Should the name of the skill I practice daily be Tai Chi Chuan or Tai Chi Dao? For me, as I get closer to my 70th birthday, I no longer consider the training I do with my mind and body preparation to get into a fight. In fact, I doubt I've considered it as training for combat since I retired from the military. As Master Peter Moi would have said, if you have to fight, you did not use your Tai Chi training to avoid the situation.
An essential element of intermediate and advanced internal martial arts training is learning the skill of reading the environment, detecting the spirit that is there and responding only when necessary. Being aware of the environment is not some secret skill, but to learn it as part of your Tai Chi forms practice does require being aware of all the information your senses can perceive. Most of us already can do this to some extent. Have you ever been walking in a city and suddenly realize you have entered a neighbourhood that it might be better to avoid?
There are usually fairly obvious things that can be seen or heard that clue us in to the fact that the way we are going is not the right way, and that unless the address we have to go to is that way, it would be better to find another way to get there. But in Tai Chi Chuan practice, we also want to learn what our other senses tell us. The Tai Chi classics often use a character translated as spirit, and for the most part it is used in a way that implies a lot more awareness of the environment than the standard five senses. Perhaps because the sense of spirit in an environment is a product or sum of the "extra" senses modern science tells us human beings have available. And in our current world, there will soon be people learning Tai Chi who have engineered extra senses.
Someone who aspires to become a master of Tai Chi Chuan is also someone who aspires to be the absolute best fighter, and an essential part of that is the hyper-awareness that is discussed in training manuals for various kinds of elite special forces. That aspiration also requires the physical fitness of an Olympic level champion, as well as mastery of the external strengths and skills of a warrior. And these days, also a mastery of the tools of the trade, weapons, night vision, and all the other equipment of a modern warrior.
Wouldn't it be nice if all the wars were fought by just these guys and gals, the aspiring master warriors? Off someplace else, though maybe with webcams watching the action.

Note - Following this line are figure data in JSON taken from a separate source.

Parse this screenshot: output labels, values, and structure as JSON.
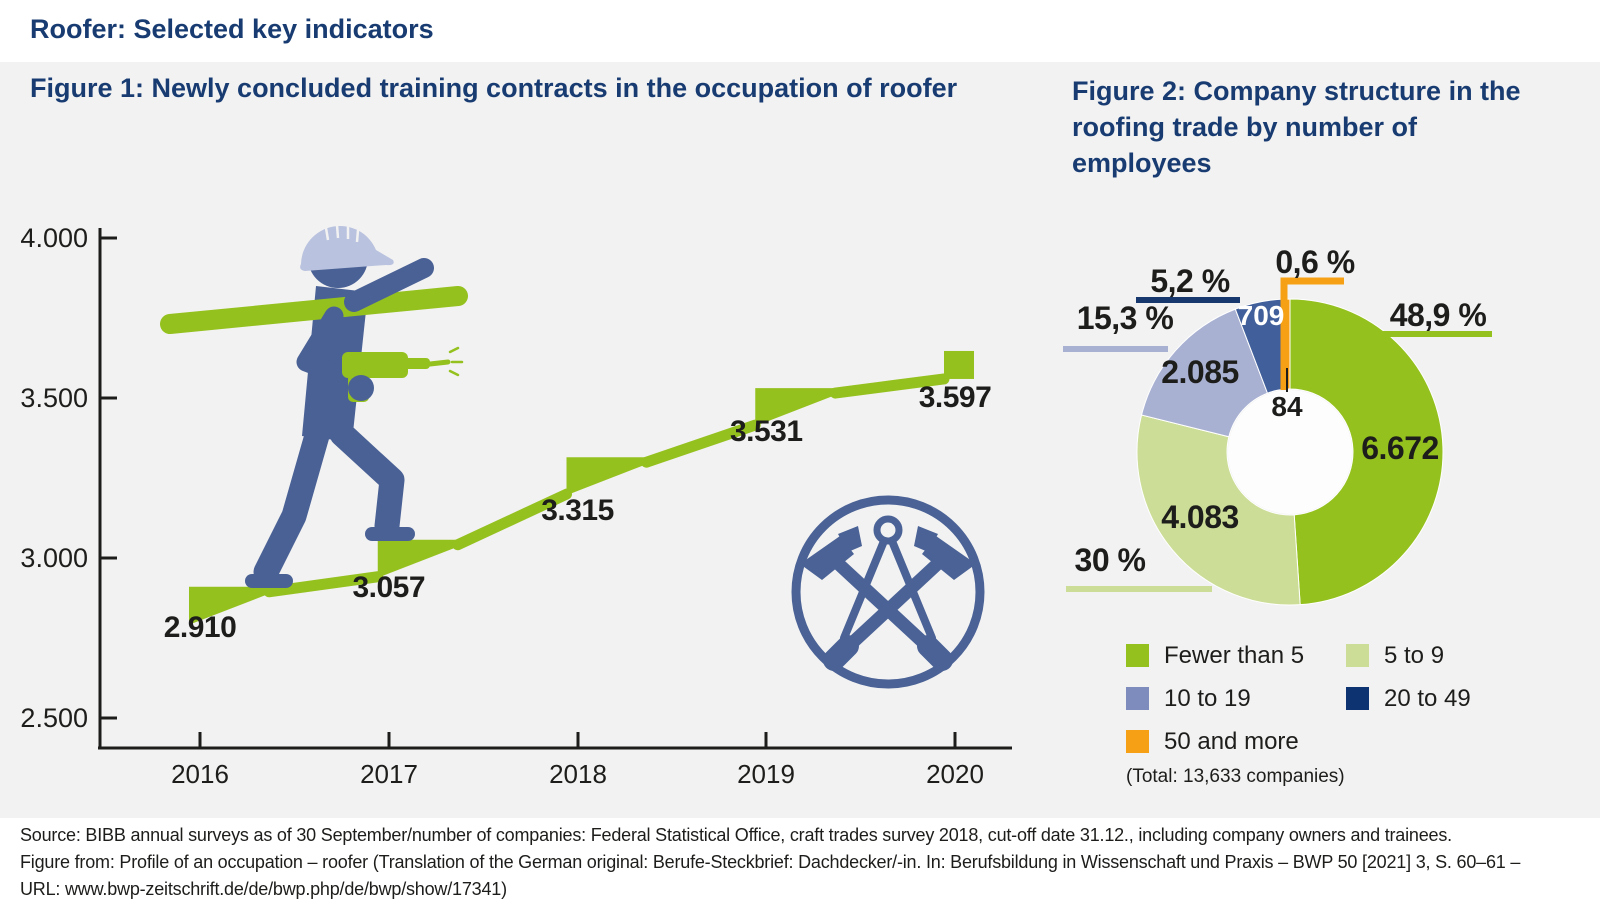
{
  "page": {
    "title": "Roofer: Selected key indicators"
  },
  "figure1": {
    "title": "Figure 1: Newly concluded training contracts in the occupation of roofer"
  },
  "figure2": {
    "title": "Figure 2: Company structure in the roofing trade by number of employees",
    "total_note": "(Total: 13,633 companies)"
  },
  "footer": {
    "lines": [
      "Source: BIBB annual surveys as of 30 September/number of companies: Federal Statistical Office, craft trades survey 2018, cut-off date 31.12., including company owners and trainees.",
      "Figure from: Profile of an occupation – roofer (Translation of the German original: Berufe-Steckbrief: Dachdecker/-in. In: Berufsbildung in Wissenschaft und Praxis – BWP 50 [2021] 3, S. 60–61 –",
      "URL: www.bwp-zeitschrift.de/de/bwp.php/de/bwp/show/17341)"
    ]
  },
  "colors": {
    "title_blue": "#183c72",
    "panel_gray": "#f2f2f2",
    "green": "#95c11f",
    "light_green": "#cbdd96",
    "periwinkle": "#a9b1d2",
    "navy_segment": "#41609b",
    "navy_dark": "#0e3371",
    "orange": "#f6a015",
    "worker_blue": "#4a6195",
    "helmet_blue": "#b9c2de",
    "text_black": "#1d1d1b"
  },
  "chart_data": [
    {
      "type": "line",
      "style": "staircase-pictogram",
      "title": "Figure 1: Newly concluded training contracts in the occupation of roofer",
      "x_labels": [
        "2016",
        "2017",
        "2018",
        "2019",
        "2020"
      ],
      "x": [
        2016,
        2017,
        2018,
        2019,
        2020
      ],
      "values": [
        2910,
        3057,
        3315,
        3531,
        3597
      ],
      "value_labels": [
        "2.910",
        "3.057",
        "3.315",
        "3.531",
        "3.597"
      ],
      "ytick_labels": [
        "4.000",
        "3.500",
        "3.000",
        "2.500"
      ],
      "ytick_values": [
        4000,
        3500,
        3000,
        2500
      ],
      "ylim": [
        2500,
        4000
      ],
      "grid": false,
      "line_color": "#95c11f"
    },
    {
      "type": "pie",
      "subtype": "donut",
      "title": "Figure 2: Company structure in the roofing trade by number of employees",
      "categories": [
        "Fewer than 5",
        "5 to 9",
        "10 to 19",
        "20 to 49",
        "50 and more"
      ],
      "values": [
        6672,
        4083,
        2085,
        709,
        84
      ],
      "value_labels": [
        "6.672",
        "4.083",
        "2.085",
        "709",
        "84"
      ],
      "percent_labels": [
        "48,9 %",
        "30 %",
        "15,3 %",
        "5,2 %",
        "0,6 %"
      ],
      "colors": [
        "#95c11f",
        "#cbdd96",
        "#a9b1d2",
        "#41609b",
        "#f6a015"
      ],
      "legend_colors": [
        "#95c11f",
        "#cbdd96",
        "#7d8bbd",
        "#0e3371",
        "#f6a015"
      ],
      "total_companies": "13,633",
      "legend_position": "bottom-left",
      "start_angle": "top",
      "direction": "clockwise"
    }
  ]
}
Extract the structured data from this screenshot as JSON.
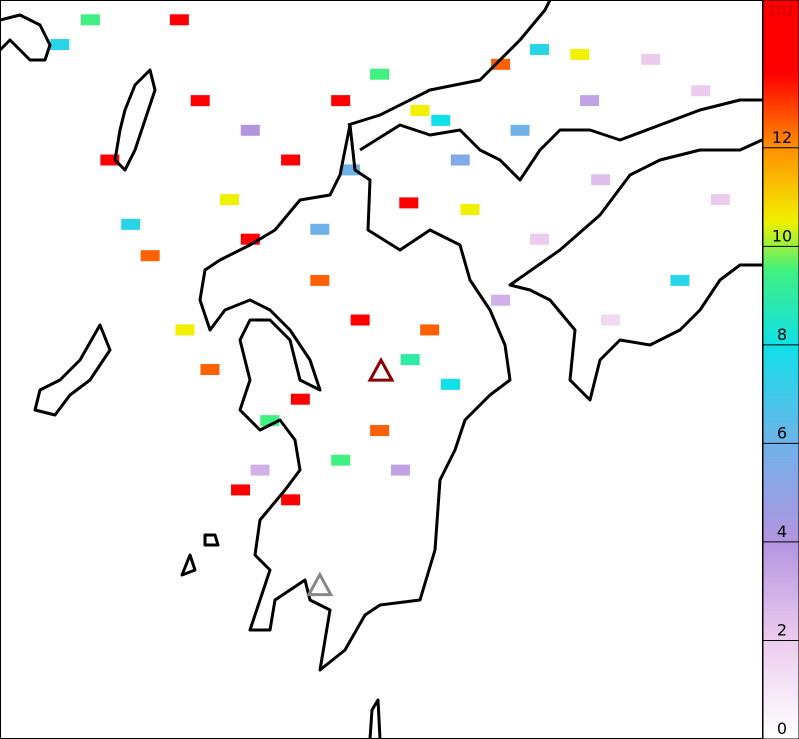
{
  "map": {
    "lonlim": [
      128.36,
      133.84
    ],
    "latlim": [
      30.65,
      35.13
    ]
  },
  "colorbar": {
    "label": "DU",
    "lim": [
      0,
      15
    ],
    "ticks": [
      0,
      2,
      4,
      6,
      8,
      10,
      12
    ],
    "colormap": [
      {
        "value": 0,
        "color": "#ffffff"
      },
      {
        "value": 2,
        "color": "#ecccee"
      },
      {
        "value": 4,
        "color": "#b394e0"
      },
      {
        "value": 6,
        "color": "#6fb2e8"
      },
      {
        "value": 8,
        "color": "#10e0e8"
      },
      {
        "value": 9.5,
        "color": "#40f080"
      },
      {
        "value": 10.5,
        "color": "#f0f000"
      },
      {
        "value": 12,
        "color": "#ff9000"
      },
      {
        "value": 13.5,
        "color": "#ff0000"
      },
      {
        "value": 15,
        "color": "#ff0000"
      }
    ]
  },
  "pixels": [
    {
      "lon": 131.3,
      "lat": 33.9,
      "du": 14
    },
    {
      "lon": 130.81,
      "lat": 34.52,
      "du": 14
    },
    {
      "lon": 130.45,
      "lat": 34.16,
      "du": 13.5
    },
    {
      "lon": 131.09,
      "lat": 34.68,
      "du": 9.5
    },
    {
      "lon": 131.53,
      "lat": 34.4,
      "du": 8
    },
    {
      "lon": 131.74,
      "lat": 33.86,
      "du": 10.5
    },
    {
      "lon": 129.8,
      "lat": 34.52,
      "du": 14
    },
    {
      "lon": 129.3,
      "lat": 33.77,
      "du": 7.5
    },
    {
      "lon": 130.16,
      "lat": 33.68,
      "du": 14
    },
    {
      "lon": 130.66,
      "lat": 33.43,
      "du": 12.5
    },
    {
      "lon": 130.95,
      "lat": 33.19,
      "du": 14
    },
    {
      "lon": 131.31,
      "lat": 32.95,
      "du": 9
    },
    {
      "lon": 131.45,
      "lat": 33.13,
      "du": 12.5
    },
    {
      "lon": 131.6,
      "lat": 32.8,
      "du": 8
    },
    {
      "lon": 130.52,
      "lat": 32.71,
      "du": 14
    },
    {
      "lon": 131.09,
      "lat": 32.52,
      "du": 12.5
    },
    {
      "lon": 130.81,
      "lat": 32.34,
      "du": 9.5
    },
    {
      "lon": 130.45,
      "lat": 32.1,
      "du": 14
    },
    {
      "lon": 130.23,
      "lat": 32.28,
      "du": 3
    },
    {
      "lon": 131.24,
      "lat": 32.28,
      "du": 3.5
    },
    {
      "lon": 131.96,
      "lat": 33.31,
      "du": 3
    },
    {
      "lon": 132.24,
      "lat": 33.68,
      "du": 2
    },
    {
      "lon": 132.68,
      "lat": 34.04,
      "du": 2.5
    },
    {
      "lon": 133.25,
      "lat": 33.43,
      "du": 7.5
    },
    {
      "lon": 133.04,
      "lat": 34.77,
      "du": 2
    },
    {
      "lon": 132.53,
      "lat": 34.8,
      "du": 10.5
    },
    {
      "lon": 131.96,
      "lat": 34.74,
      "du": 12.5
    },
    {
      "lon": 132.24,
      "lat": 34.83,
      "du": 7.5
    },
    {
      "lon": 132.6,
      "lat": 34.52,
      "du": 3.5
    },
    {
      "lon": 133.4,
      "lat": 34.58,
      "du": 2
    },
    {
      "lon": 133.54,
      "lat": 33.92,
      "du": 2
    },
    {
      "lon": 132.75,
      "lat": 33.19,
      "du": 1.5
    },
    {
      "lon": 129.65,
      "lat": 35.01,
      "du": 14
    },
    {
      "lon": 129.01,
      "lat": 35.01,
      "du": 9.5
    },
    {
      "lon": 128.79,
      "lat": 34.86,
      "du": 7.5
    },
    {
      "lon": 129.15,
      "lat": 34.16,
      "du": 14
    },
    {
      "lon": 129.44,
      "lat": 33.58,
      "du": 12.5
    },
    {
      "lon": 129.69,
      "lat": 33.13,
      "du": 10.5
    },
    {
      "lon": 129.87,
      "lat": 32.89,
      "du": 12.5
    },
    {
      "lon": 130.09,
      "lat": 32.16,
      "du": 14
    },
    {
      "lon": 130.3,
      "lat": 32.58,
      "du": 9.5
    },
    {
      "lon": 130.66,
      "lat": 33.74,
      "du": 6
    },
    {
      "lon": 130.01,
      "lat": 33.92,
      "du": 10.5
    },
    {
      "lon": 131.67,
      "lat": 34.16,
      "du": 5.5
    },
    {
      "lon": 132.1,
      "lat": 34.34,
      "du": 6
    },
    {
      "lon": 130.16,
      "lat": 34.34,
      "du": 4
    },
    {
      "lon": 131.38,
      "lat": 34.46,
      "du": 10.5
    },
    {
      "lon": 130.88,
      "lat": 34.1,
      "du": 6
    }
  ],
  "volcanoes": [
    {
      "lon": 131.1,
      "lat": 32.88,
      "color": "#8b0000"
    },
    {
      "lon": 130.66,
      "lat": 31.58,
      "color": "#888888"
    }
  ]
}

Although I served 20 years in the military, and in fact did see combat in Vietnam, I was perfectly happy to serve mainly in support roles. My own personality, while war-like enough to enjoy the sport of fencing, is not that of a true warrior. So why bother to learn Tai Chi Chuan? Why not just call it just Tai Chi and forget all the martial applications and make my forms more like a dance than actual practice for combat? Maybe throw in a bunch of philosophical sounding intellectual statements to justify teaching Tai Chi without the martial aspect, somehow pretending that it's purely for health.
Well, the fact is that the health benefits simply won't be very significant if I don't work on the spirit side of Tai Chi Chuan -- the part of the learning that has to do with sensing both the spirit of the environment and my opponent (or dance partner), as well as my own body, heart and spirit. Being fully aware of my body requires also being fully aware of the environment my body is in. Being fully aware of both my internal self and the external reality in the same way a warrior is on the field of combat.
For me, Tai Chi Dao signifies the goal of this kind of self-control at least when performing a form. And when possible to bring this self-awareness to the rest of my daily life.